Im gegenständlichen Falle wurde mittels Abstandsmessgerät ein vorwerfbarer Abstandswert von 0,16 Sekunden festgestellt. Dieser im vorliegenden Falle festgestellte Wert unterschreitet die oben dargelegten Richtwerte bei weitem und es ist davon auszugehen, dass selbst bei optimalem Reaktionsverhalten es dem Berufungswerber nicht mehr gelungen wäre, sein Fahrzeug so rechtzeitig anzuhalten, dass im Falle eines plötzlichen Abbremsens des vorderen Fahrzeuges ein Auffahrunfall mit zu erwartenden gravierenden Folgen vermieden hätte werden können. Alleine diese Tatsache hat zur Folge, dass sowohl besondere gefährliche Verhältnisse als auch besondere Rücksichtslosigkeit gegenüber anderen Straßenbenützer (§99 Abs.2 lit.c StVO 1960) festgestellt werden müssen und es ist daher jedenfalls von einer die Verkehrsunzuverlässigkeit indizierenden bestimmten Tatsache im Sinne des § 7 Abs.1 in Verbindung mit § 7 Abs.3 FSG auszugehen.

 

Was die gemäß § 7 Abs.4 FSG vorzunehmende Wertung dieser bestimmten Tatsache betrifft, so wird zunächst darauf hingewiesen, dass die Verkehrszuverlässigkeit ein charakterlicher Wertbegriff ist. Bei der Beurteilung werden jene Handlungen der Personen, die nach außen hin in Erscheinung getreten und der Behörde zur Kenntnis genommen sind, dahingehend analysiert und gewertet, ob in näherer oder fernerer Zukunft gleiche oder ähnliche Handlungen mit einiger Wahrscheinlichkeit erwartet bzw. befürchtet werden können und ob diese Handlungen für die allgemeine Verkehrssicherheit eine Gefahr darstellen.

 

Bei einer Entziehung wegen mangelnder Verkehrszuverlässigkeit hat der Gesetzgeber bereits dahingehend eine Wertung vorgenommen, als eine Entziehungsdauer von mindestens drei Monaten festzusetzen ist.

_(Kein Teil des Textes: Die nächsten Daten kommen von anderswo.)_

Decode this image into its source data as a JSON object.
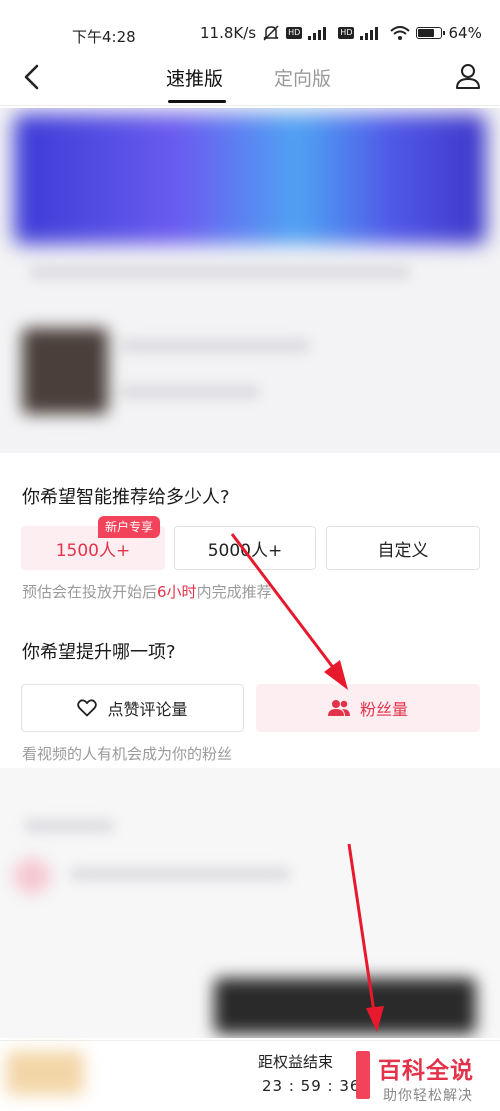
{
  "status_bar": {
    "time": "下午4:28",
    "net_speed": "11.8K/s",
    "hd1": "HD",
    "hd2": "HD",
    "battery": "64%",
    "battery_level": 0.64
  },
  "nav": {
    "tabs": [
      "速推版",
      "定向版"
    ],
    "active_tab": 0
  },
  "audience": {
    "title": "你希望智能推荐给多少人?",
    "options": [
      "1500人+",
      "5000人+",
      "自定义"
    ],
    "selected": 0,
    "new_badge": "新户专享",
    "hint_prefix": "预估会在投放开始后",
    "hint_highlight": "6小时",
    "hint_suffix": "内完成推荐"
  },
  "boost": {
    "title": "你希望提升哪一项?",
    "options": [
      {
        "label": "点赞评论量",
        "icon": "heart-icon"
      },
      {
        "label": "粉丝量",
        "icon": "users-icon"
      }
    ],
    "selected": 1,
    "hint": "看视频的人有机会成为你的粉丝"
  },
  "bottom": {
    "countdown_label": "距权益结束",
    "countdown_time": "23 : 59 : 36"
  },
  "watermark": {
    "title": "百科全说",
    "subtitle": "助你轻松解决"
  },
  "colors": {
    "accent": "#e3334a",
    "selected_bg": "#fdeef1",
    "arrow": "#e8192c"
  }
}
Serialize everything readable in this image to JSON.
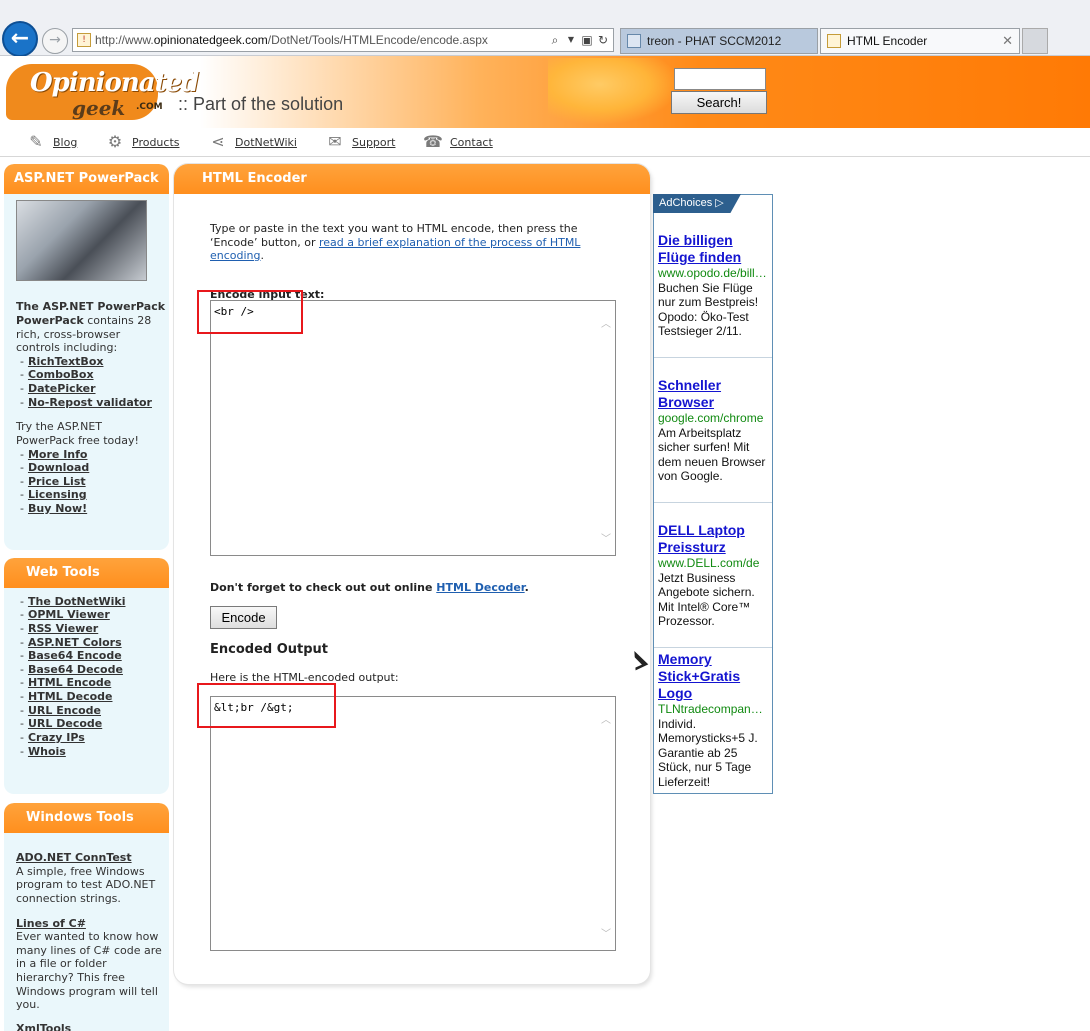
{
  "browser": {
    "url_prefix": "http://www.",
    "url_domain": "opinionatedgeek.com",
    "url_path": "/DotNet/Tools/HTMLEncode/encode.aspx",
    "tabs": [
      {
        "label": "treon - PHAT SCCM2012"
      },
      {
        "label": "HTML Encoder"
      }
    ]
  },
  "header": {
    "logo_top": "Opinionated",
    "logo_bottom": "geek",
    "logo_com": ".COM",
    "tagline": ":: Part of the solution",
    "search_button": "Search!"
  },
  "nav": {
    "items": [
      {
        "label": "Blog",
        "icon": "blog-icon"
      },
      {
        "label": "Products",
        "icon": "gear-icon"
      },
      {
        "label": "DotNetWiki",
        "icon": "share-icon"
      },
      {
        "label": "Support",
        "icon": "mail-icon"
      },
      {
        "label": "Contact",
        "icon": "phone-icon"
      }
    ]
  },
  "sidebar": {
    "powerpack": {
      "title": "ASP.NET PowerPack",
      "intro_bold": "The ASP.NET PowerPack",
      "intro_rest_1": " contains 28",
      "intro_line2": "rich, cross-browser",
      "intro_line3": "controls including:",
      "controls": [
        "RichTextBox",
        "ComboBox",
        "DatePicker",
        "No-Repost validator"
      ],
      "try_line1": "Try the ASP.NET",
      "try_line2": "PowerPack free today!",
      "links": [
        "More Info",
        "Download",
        "Price List",
        "Licensing",
        "Buy Now!"
      ]
    },
    "web_tools": {
      "title": "Web Tools",
      "links": [
        "The DotNetWiki",
        "OPML Viewer",
        "RSS Viewer",
        "ASP.NET Colors",
        "Base64 Encode",
        "Base64 Decode",
        "HTML Encode",
        "HTML Decode",
        "URL Encode",
        "URL Decode",
        "Crazy IPs",
        "Whois"
      ]
    },
    "windows_tools": {
      "title": "Windows Tools",
      "item1_title": "ADO.NET ConnTest",
      "item1_lines": [
        "A simple, free Windows",
        "program to test ADO.NET",
        "connection strings."
      ],
      "item2_title": "Lines of C#",
      "item2_lines": [
        "Ever wanted to know how",
        "many lines of C# code are",
        "in a file or folder",
        "hierarchy?  This free",
        "Windows program will tell",
        "you."
      ],
      "item3_title": "XmlTools"
    }
  },
  "main": {
    "title": "HTML Encoder",
    "intro_text_1": "Type or paste in the text you want to HTML encode, then press the ‘Encode’ button, or ",
    "intro_link": "read a brief explanation of the process of HTML encoding",
    "intro_text_2": ".",
    "input_label": "Encode input text:",
    "input_value": "<br />",
    "decoder_text": "Don't forget to check out out online ",
    "decoder_link": "HTML Decoder",
    "decoder_end": ".",
    "encode_button": "Encode",
    "output_title": "Encoded Output",
    "output_label": "Here is the HTML-encoded output:",
    "output_value": "&lt;br /&gt;"
  },
  "ads": {
    "adchoices": "AdChoices",
    "items": [
      {
        "title": "Die billigen Flüge finden",
        "url": "www.opodo.de/bill…",
        "text": "Buchen Sie Flüge nur zum Bestpreis! Opodo: Öko-Test Testsieger 2/11."
      },
      {
        "title": "Schneller Browser",
        "url": "google.com/chrome",
        "text": "Am Arbeitsplatz sicher surfen! Mit dem neuen Browser von Google."
      },
      {
        "title": "DELL Laptop Preissturz",
        "url": "www.DELL.com/de",
        "text": "Jetzt Business Angebote sichern. Mit Intel® Core™ Prozessor."
      },
      {
        "title": "Memory Stick+Gratis Logo",
        "url": "TLNtradecompan…",
        "text": "Individ. Memorysticks+5 J. Garantie ab 25 Stück, nur 5 Tage Lieferzeit!"
      }
    ]
  }
}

Eine Wertung wäre sohin im vorliegenden Falle nur dann vorzunehmen, wenn eine höhere Entzugsdauer für erforderlich erachtet wird. In Anbetracht der konkreten Umstände, wonach der Berufungswerber - seiner Behauptung nach - über dreißig Jahre den Führerschein besitzt und sich bis zu diesem Zeitpunkt noch nie etwas zu Schulden kommen ließ, erachtet es die Berufungsbehörde für ausreichend, dass lediglich die Mindestentzugdauer von drei Monaten festgelegt wurde.

 

Zusammenfassend wird daher festgestellt, dass der Berufungswerber durch den angefochtenen Bescheid nicht in seinen Rechten verletzt wurde, weshalb die Berufung als unbegründet abzuweisen war. Es wird darauf hingewiesen, das die Berufung im gegenständlichen Fall mit 13 Euro zu vergebühren ist.

 

 

Rechtsmittelbelehrung:

Gegen diesen Bescheid ist kein ordentliches Rechtsmittel zulässig.

 

Hinweis:

Gegen diesen Bescheid kann innerhalb von sechs Wochen ab seiner Zustellung eine Beschwerde an den Verfassungsgerichtshof und/oder an den Verwaltungsgerichtshof erhoben werden; diese muss - von gesetzlichen Ausnahmen abgesehen - jeweils von einem Rechtsanwalt unterschrieben sein. Für jede dieser Beschwerden ist eine Gebühr von 180 Euro zu entrichten.